The easier way to handling large files in pandas

Cute panda from pixabay

I have been using a high-performance laptop for some time and EC2 machine for when I needed high computing power. I never encountered issues of performance for as long as I remember with both tools giving me quite a comfortable processing power. Things started to seem awfully different when I downgraded my MacBook and cannot enjoy the privileges of high computing powers on my disposal.

This has forced me to dig down and learn more about Pandas library. So if you are trying to learn about tips to handle your multiple gigabytes files in Pandas this gonna help you. To my surprise batch processing wasn’t the easiest way around handling your file, well in most of the times you are looking into a way to reduce the files size without getting into batch processing.

Data types in Pandas

As you know in python we have several variants of the same data type. So for integers, we have int16, int32, int64 and for floats, we have float16,float32, float64. These are extra memory capacities that we might or might not need. Pandas library in default it reads your data in the 64 variant. So, your age column will be between 1–99 and it will be assigned to int64 data type.

Int64 is 8 bytes and can store the figure -9223372036854775807 up to + 9223372036854775807. The question is do you really need int64 for your age column? This is the question you have to ask yourself for each column in your dataset. When you know the answer then it will be easy for you to shrink the size into something hopefully your machine can handle.

In a nutshell, you need to give each column the proper data type without instead of the Pandas library default type.

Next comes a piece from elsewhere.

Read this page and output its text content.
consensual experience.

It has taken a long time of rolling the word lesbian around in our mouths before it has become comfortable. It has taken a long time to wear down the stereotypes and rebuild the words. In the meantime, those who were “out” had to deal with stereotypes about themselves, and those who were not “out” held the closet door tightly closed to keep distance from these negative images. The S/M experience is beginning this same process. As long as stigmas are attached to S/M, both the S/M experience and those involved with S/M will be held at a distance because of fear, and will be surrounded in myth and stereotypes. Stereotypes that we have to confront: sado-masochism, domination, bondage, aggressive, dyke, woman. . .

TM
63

Shrinking your file by 87.5%

I have a CSV file of 2.2 gigabytes in size and shape 117180 * 2502 for a sparse matrix that I take me a lot of time to load each time I run my Jupiter notebook. I will demo for you how I can take this file into something my machine can handle.

Loading my file (dummy data

my dataset as it look

a few more columns

As you see I have the majority of the columns with small values or Zero values and just two columns with integers that are not large per se. The int16 data type can store values from -32768 to +32768. We technically can use this for our A and B column in this dataset.

Let’s look at the data frame info:

Look at the dtypes

We can check the file size and convert it to gigabytes using the following:

start_size = getsizeof(data)/(1024.0**3)
print('Dataframe size: %2.2f GB'%start_size)

Converting column data types in pandas

In my case, there are so many columns to be exact its 2502 columns and by no means, I can go through each column so I used a for loop to convert all the columns of the data frame.

for col in data.columns:
data[col] = pd.to_numeric(data[col], downcast='signed')

Now you may ask what is the downcast parameter? Simply if your columns are float64 like the dataframe I have above, downcast will simply convert them into float16 and if the case they are int it will downcast to the smallest variant of the data type.

downcast takes only the following values: {‘integer’, ‘signed’, ‘unsigned’, ‘float’}

- ‘integer’ or ‘signed’: smallest signed int dtype (min.: np.int8)

- ‘unsigned’: smallest unsigned int dtype (min.: np.uint8)

- ‘float’: smallest float dtype (min.: np.float32)

If you are to use the to_numeric method for each line then you will have to something of the form of:

bigfile['A'] = pd.to_numeric(bigfile['A'], downcast='signed')
bigfile['B'] = pd.to_numeric(bigfile['B'], downcast='signed')

For my 2.2 gigabytes file, the for loop took quite some time and this is why you should find better ways to perform the conversions. The result of this conversion was that my file went down on size to:

Do you want to know the percentage?

print('total size reduction: %2.1f'%((1-final_size/start_size)*100))

Size reduce by 87.5%

For me, this has solved my issue and cannot let pandas assigned all type 64 to my columns because most of the time the values are too small and therefore the efficient use of memory is the solution for now.

I hope this helps you to navigate around large files (large for mediocre machines I mean) and you can crunch more data.